Die Krimikolumne. Von Thekla Dannenberg
28.03.2018. Von wegen schwarz: Der Band "Berlin Noir" versammelt dreizehn Kurzgeschichten Berliner AutorInnen, die voller Liebe zur Großstadt ihren dunklen Untergrund erkunden. In seinem Roman "Leiser Tod" bringt der Australier Garry Disher Kunstdiebe und Ermittler auf den Pfad polizeilicher Tugend und gegen die Neureichen von Melbourne in Stellung.

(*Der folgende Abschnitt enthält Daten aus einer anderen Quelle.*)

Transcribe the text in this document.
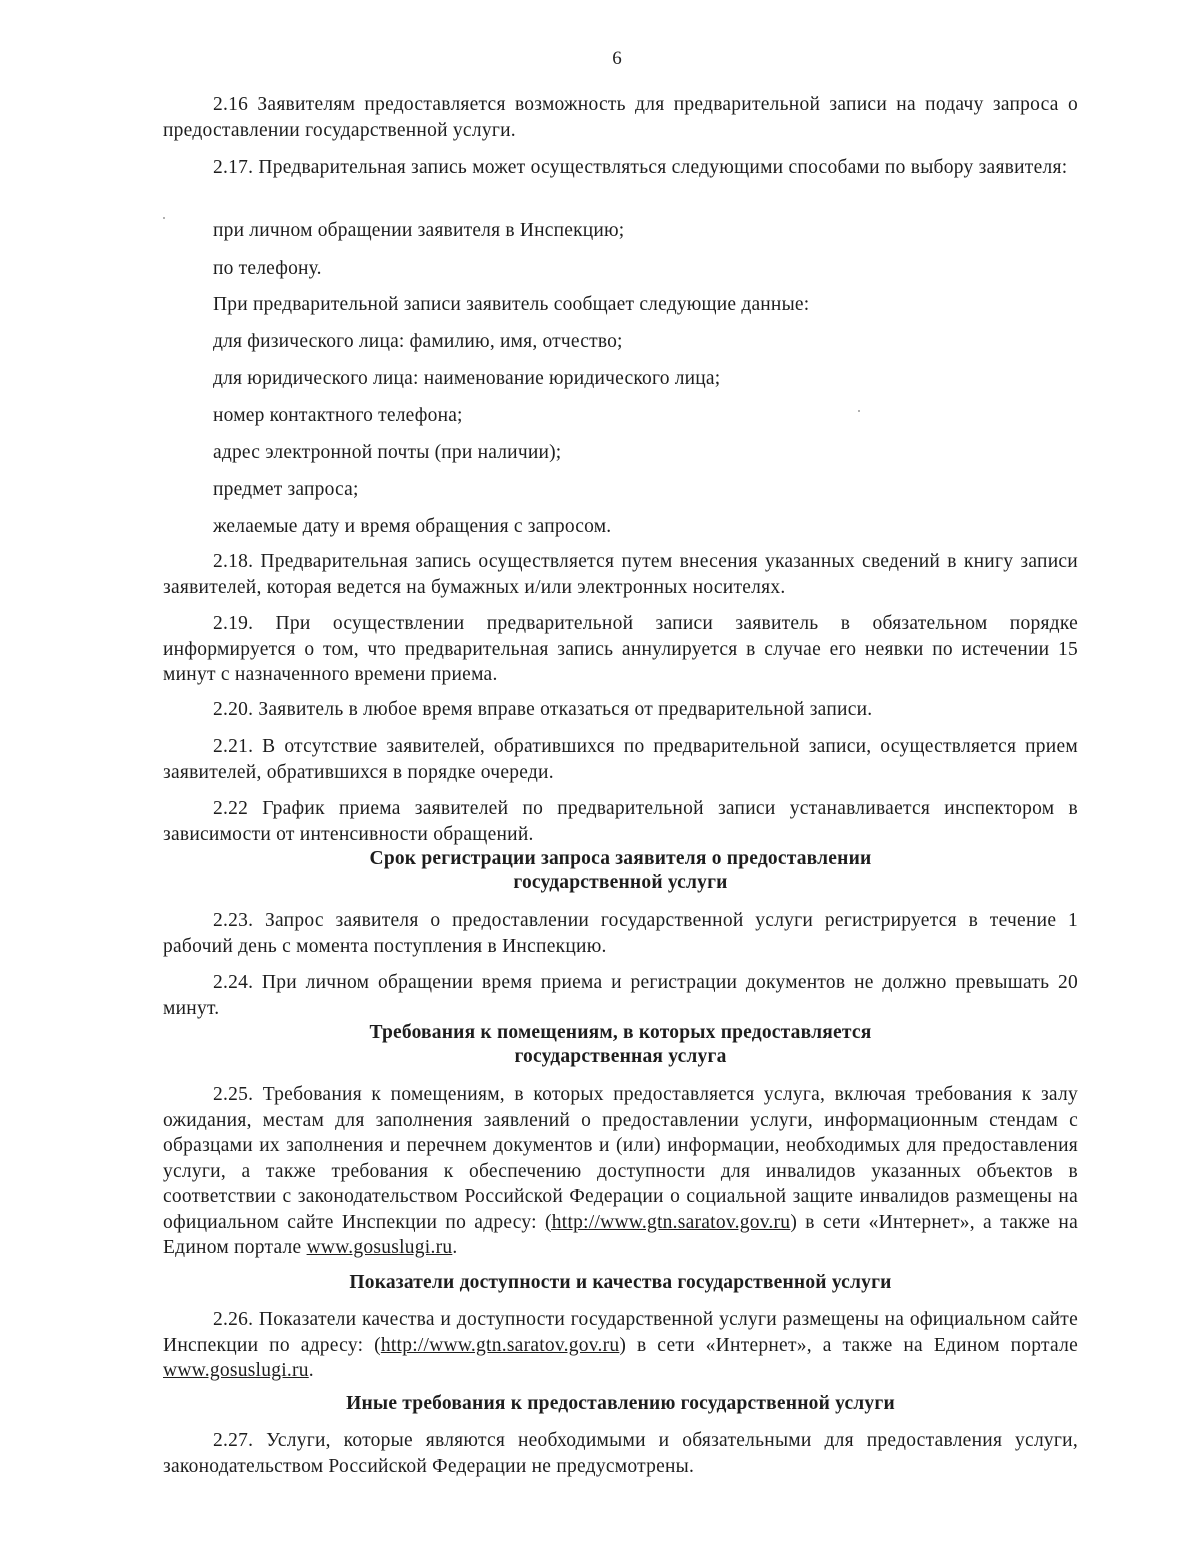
6

2.16 Заявителям предоставляется возможность для предварительной записи на подачу запроса о предоставлении государственной услуги.

2.17. Предварительная запись может осуществляться следующими способами по выбору заявителя:

при личном обращении заявителя в Инспекцию;

по телефону.

При предварительной записи заявитель сообщает следующие данные:

для физического лица: фамилию, имя, отчество;

для юридического лица: наименование юридического лица;

номер контактного телефона;

адрес электронной почты (при наличии);

предмет запроса;

желаемые дату и время обращения с запросом.

2.18. Предварительная запись осуществляется путем внесения указанных сведений в книгу записи заявителей, которая ведется на бумажных и/или электронных носителях.

2.19. При осуществлении предварительной записи заявитель в обязательном порядке информируется о том, что предварительная запись аннулируется в случае его неявки по истечении 15 минут с назначенного времени приема.

2.20. Заявитель в любое время вправе отказаться от предварительной записи.

2.21. В отсутствие заявителей, обратившихся по предварительной записи, осуществляется прием заявителей, обратившихся в порядке очереди.

2.22 График приема заявителей по предварительной записи устанавливается инспектором в зависимости от интенсивности обращений.

Срок регистрации запроса заявителя о предоставлении
государственной услуги

2.23. Запрос заявителя о предоставлении государственной услуги регистрируется в течение 1 рабочий день с момента поступления в Инспекцию.

2.24. При личном обращении время приема и регистрации документов не должно превышать 20 минут.

Требования к помещениям, в которых предоставляется
государственная услуга

2.25. Требования к помещениям, в которых предоставляется услуга, включая требования к залу ожидания, местам для заполнения заявлений о предоставлении услуги, информационным стендам с образцами их заполнения и перечнем документов и (или) информации, необходимых для предоставления услуги, а также требования к обеспечению доступности для инвалидов указанных объектов в соответствии с законодательством Российской Федерации о социальной защите инвалидов размещены на официальном сайте Инспекции по адресу: (http://www.gtn.saratov.gov.ru) в сети «Интернет», а также на Едином портале www.gosuslugi.ru.

Показатели доступности и качества государственной услуги

2.26. Показатели качества и доступности государственной услуги размещены на официальном сайте Инспекции по адресу: (http://www.gtn.saratov.gov.ru) в сети «Интернет», а также на Едином портале www.gosuslugi.ru.

Иные требования к предоставлению государственной услуги

2.27. Услуги, которые являются необходимыми и обязательными для предоставления услуги, законодательством Российской Федерации не предусмотрены.
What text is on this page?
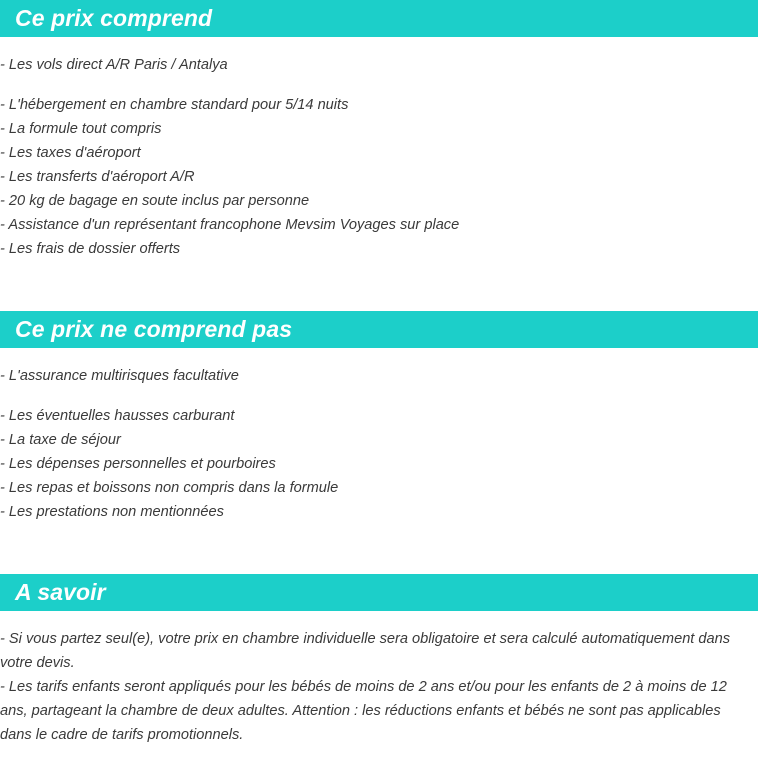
Ce prix comprend

- Les vols direct A/R Paris / Antalya

- L'hébergement en chambre standard pour 5/14 nuits

- La formule tout compris

- Les taxes d'aéroport

- Les transferts d'aéroport A/R

- 20 kg de bagage en soute inclus par personne

- Assistance d'un représentant francophone Mevsim Voyages sur place

- Les frais de dossier offerts

Ce prix ne comprend pas

- L'assurance multirisques facultative

- Les éventuelles hausses carburant

- La taxe de séjour

- Les dépenses personnelles et pourboires

- Les repas et boissons non compris dans la formule

- Les prestations non mentionnées

A savoir

- Si vous partez seul(e), votre prix en chambre individuelle sera obligatoire et sera calculé automatiquement dans votre devis.

- Les tarifs enfants seront appliqués pour les bébés de moins de 2 ans et/ou pour les enfants de 2 à moins de 12 ans, partageant la chambre de deux adultes. Attention : les réductions enfants et bébés ne sont pas applicables dans le cadre de tarifs promotionnels.
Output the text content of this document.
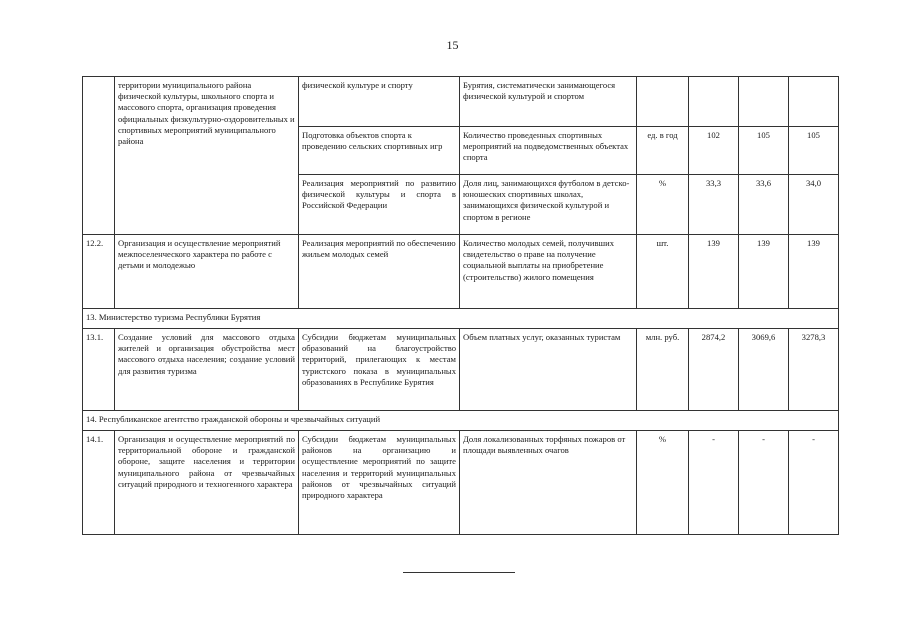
15
	территории муниципального района физической культуры, школьного спорта и массового спорта, организация проведения официальных физкультурно-оздоровительных и спортивных мероприятий муниципального района	физической культуре и спорту	Бурятия, систематически занимающегося физической культурой и спортом				
		Подготовка объектов спорта к проведению сельских спортивных игр	Количество проведенных спортивных мероприятий на подведомственных объектах спорта	ед. в год	102	105	105
		Реализация мероприятий по развитию физической культуры и спорта в Российской Федерации	Доля лиц, занимающихся футболом в детско-юношеских спортивных школах, занимающихся физической культурой и спортом в регионе	%	33,3	33,6	34,0
12.2.	Организация и осуществление мероприятий межпоселенческого характера по работе с детьми и молодежью	Реализация мероприятий по обеспечению жильем молодых семей	Количество молодых семей, получивших свидетельство о праве на получение социальной выплаты на приобретение (строительство) жилого помещения	шт.	139	139	139
13. Министерство туризма Республики Бурятия							
13.1.	Создание условий для массового отдыха жителей и организация обустройства мест массового отдыха населения; создание условий для развития туризма	Субсидии бюджетам муниципальных образований на благоустройство территорий, прилегающих к местам туристского показа в муниципальных образованиях в Республике Бурятия	Объем платных услуг, оказанных туристам	млн. руб.	2874,2	3069,6	3278,3
14. Республиканское агентство гражданской обороны и чрезвычайных ситуаций							
14.1.	Организация и осуществление мероприятий по территориальной обороне и гражданской обороне, защите населения и территории муниципального района от чрезвычайных ситуаций природного и техногенного характера	Субсидии бюджетам муниципальных районов на организацию и осуществление мероприятий по защите населения и территорий муниципальных районов от чрезвычайных ситуаций природного характера	Доля локализованных торфяных пожаров от площади выявленных очагов	%	-	-	-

Die neueste Polizeiliche Kriminalstatistik verzeichnet 2.418 Morde in Deutschland für das Jahr 2016. Auf dem Büchermarkt wird die Zahl locker übertroffen. Wie das Börsenblatt ermittelt hat, sind 2017 insgesamt 3.317 neue Titel erschienen - nur im Print. Dazu kommen noch 2.640 E-Books und 543 Hörbücher. Damit ist die Flut der Krimi-Neuerscheinungen noch einmal um sieben Prozent angewachsen. Man muss diesen Zuwachs als ein Krisensymptom auffassen. Denn zum einen wird mit immer mehr Titeln immer weniger Geld verdient: Die Umsätze sind um 2,6 Prozent im vorigen Jahr gesunken. Zum anderen sind es immer dieselben wenigen Bestseller-Autoren, die die Umsätze hochtreiben, wie man auf der Liste der meistverkauften Titel 2017 sehen kann: Dan Brown, Sebastian Fitzek, Jean-Luc Bannalec, Jussi Adler-Olsen, Nele Heuhaus, Charlotte Link.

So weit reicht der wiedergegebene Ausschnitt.